Why Do We Feel More Generous at Christmas?

“A kind gesture can reach a wound that only compassion can heal.” 
Steve MaraboliLife, the Truth, and Being Free


Have you ever noticed how quick most of us are during the Christmas holidays to greet each other with a smile, donate time or money to organizations or even spend time with family and friends baking?  Why does this holiday bring out the generous spirit in us?  The word “generosity” dates back to its Latin translation “noble birth” and has transformed through the times into its present meaning of “liberality in giving”.  Researchers have found that most people are generous during the holidays because it is the time of year that we connect with others socially – whether it is a Christmas party with co-workers, family returning home, or spending time with friends.  When we feel connected to others, it increases our sense of empathy towards others – whether or not we know them.


Generosity is contagious.  Scientists have shown that one single act of kindness creates the opportunity for 3 more random acts of kindness.  When we gives to others, it makes us happy and by witnessing the act of being generous to others, it makes other people want to feel happy as well, so they tend to give.

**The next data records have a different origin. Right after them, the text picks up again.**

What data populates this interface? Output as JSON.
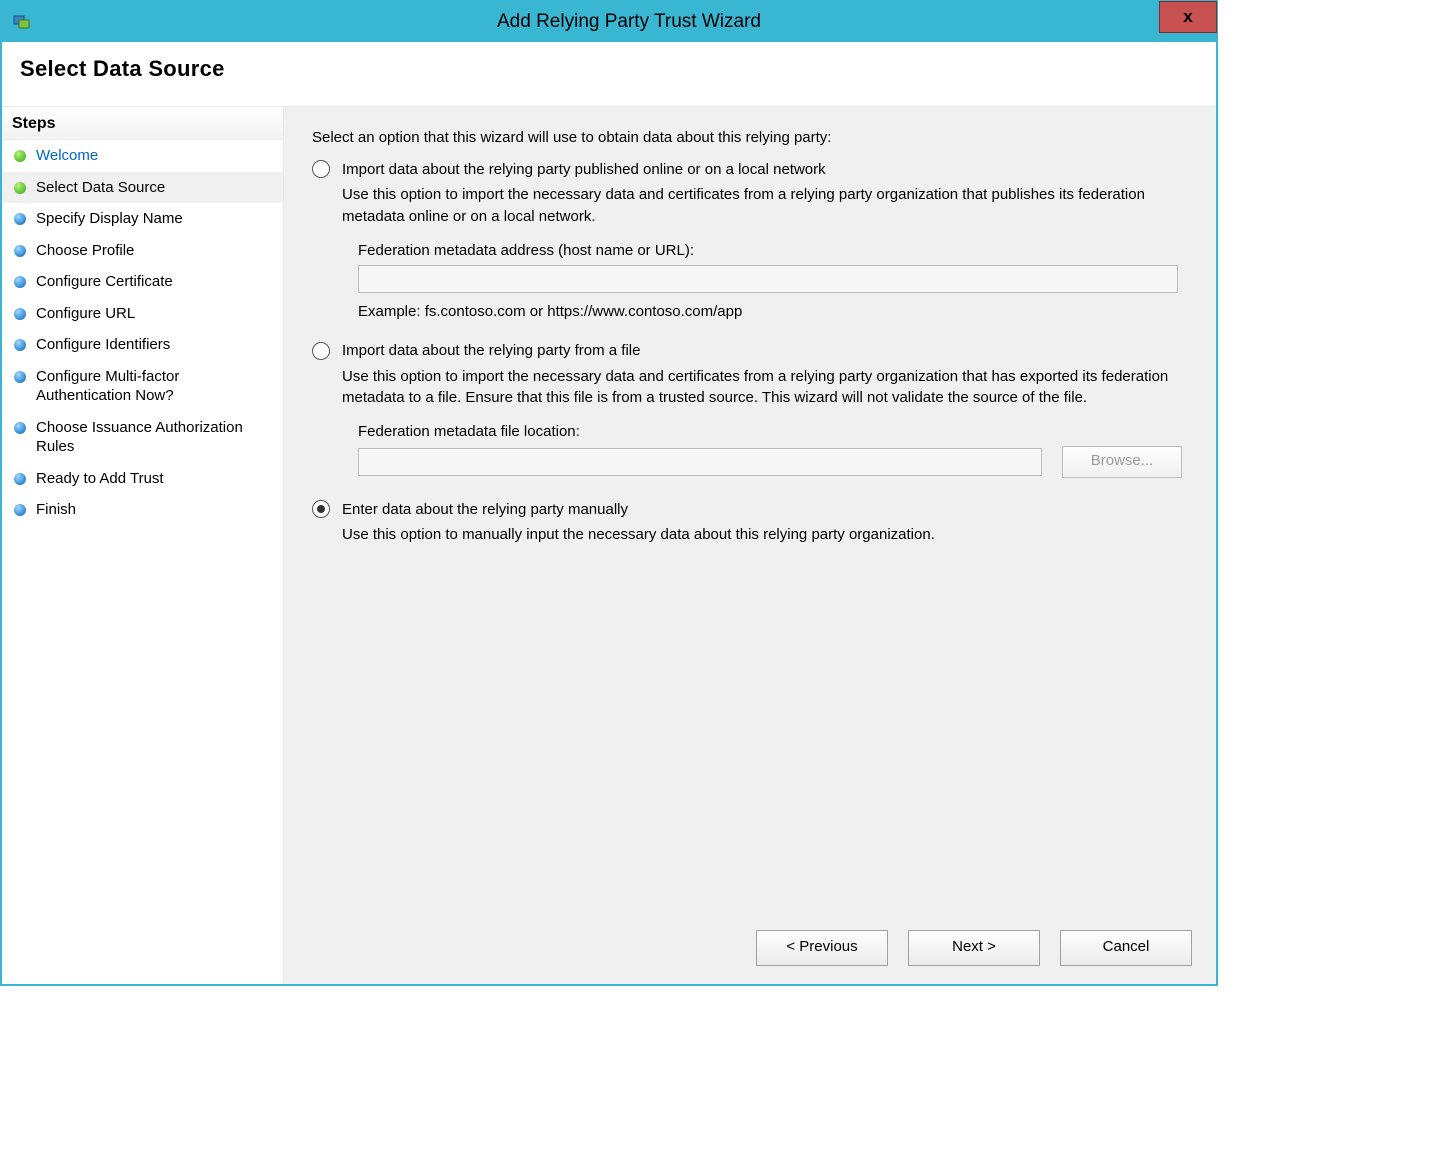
{
  "window": {
    "title": "Add Relying Party Trust Wizard",
    "page_title": "Select Data Source",
    "close_label": "x"
  },
  "sidebar": {
    "header": "Steps",
    "items": [
      {
        "label": "Welcome",
        "state": "done",
        "link": true
      },
      {
        "label": "Select Data Source",
        "state": "current",
        "link": false
      },
      {
        "label": "Specify Display Name",
        "state": "future",
        "link": false
      },
      {
        "label": "Choose Profile",
        "state": "future",
        "link": false
      },
      {
        "label": "Configure Certificate",
        "state": "future",
        "link": false
      },
      {
        "label": "Configure URL",
        "state": "future",
        "link": false
      },
      {
        "label": "Configure Identifiers",
        "state": "future",
        "link": false
      },
      {
        "label": "Configure Multi-factor Authentication Now?",
        "state": "future",
        "link": false
      },
      {
        "label": "Choose Issuance Authorization Rules",
        "state": "future",
        "link": false
      },
      {
        "label": "Ready to Add Trust",
        "state": "future",
        "link": false
      },
      {
        "label": "Finish",
        "state": "future",
        "link": false
      }
    ]
  },
  "main": {
    "prompt": "Select an option that this wizard will use to obtain data about this relying party:",
    "options": [
      {
        "id": "online",
        "selected": false,
        "title": "Import data about the relying party published online or on a local network",
        "desc": "Use this option to import the necessary data and certificates from a relying party organization that publishes its federation metadata online or on a local network.",
        "field_label": "Federation metadata address (host name or URL):",
        "field_value": "",
        "example": "Example: fs.contoso.com or https://www.contoso.com/app"
      },
      {
        "id": "file",
        "selected": false,
        "title": "Import data about the relying party from a file",
        "desc": "Use this option to import the necessary data and certificates from a relying party organization that has exported its federation metadata to a file. Ensure that this file is from a trusted source.  This wizard will not validate the source of the file.",
        "field_label": "Federation metadata file location:",
        "field_value": "",
        "browse_label": "Browse..."
      },
      {
        "id": "manual",
        "selected": true,
        "title": "Enter data about the relying party manually",
        "desc": "Use this option to manually input the necessary data about this relying party organization."
      }
    ]
  },
  "footer": {
    "previous": "< Previous",
    "next": "Next >",
    "cancel": "Cancel"
  }
}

According to First Capital Cashflor, more than 38% of Americans interviewed advise that they will donate during the holiday season.  41% of women are more generous during the Christmas season, compared to 35% of men.  Interestingly enough, 43% of 18-24 year olds interviewed stated that they will be giving during the holidays.


Studies have shown that people are more willing to help a single individual compared to many.  The science behind this is actually due to the “bystander effect”.  People are more likely to donate when they see the video of a child without food, compared to dozens of children going hungry.  For one child, YOU can make a difference, and yet you alone would be able to assist the group of hungry kids, so you are more apt to save the one child.  People will give more to save 80% of 100 lives at risk than they will to save 20% of 1,000 lives at risk, because they feel that their efforts would be futile when it involves more people.  This is often referred to as the “futility mindset”.


Why be generous?  It causes happiness.  Since the earliest of times, the good person is often the happiest.  With a survey of 30,000 Americans conducted by Newsweek, those would gave to charity were 43% more likely to say that they were “very happy” about their lives compared to those who did not give.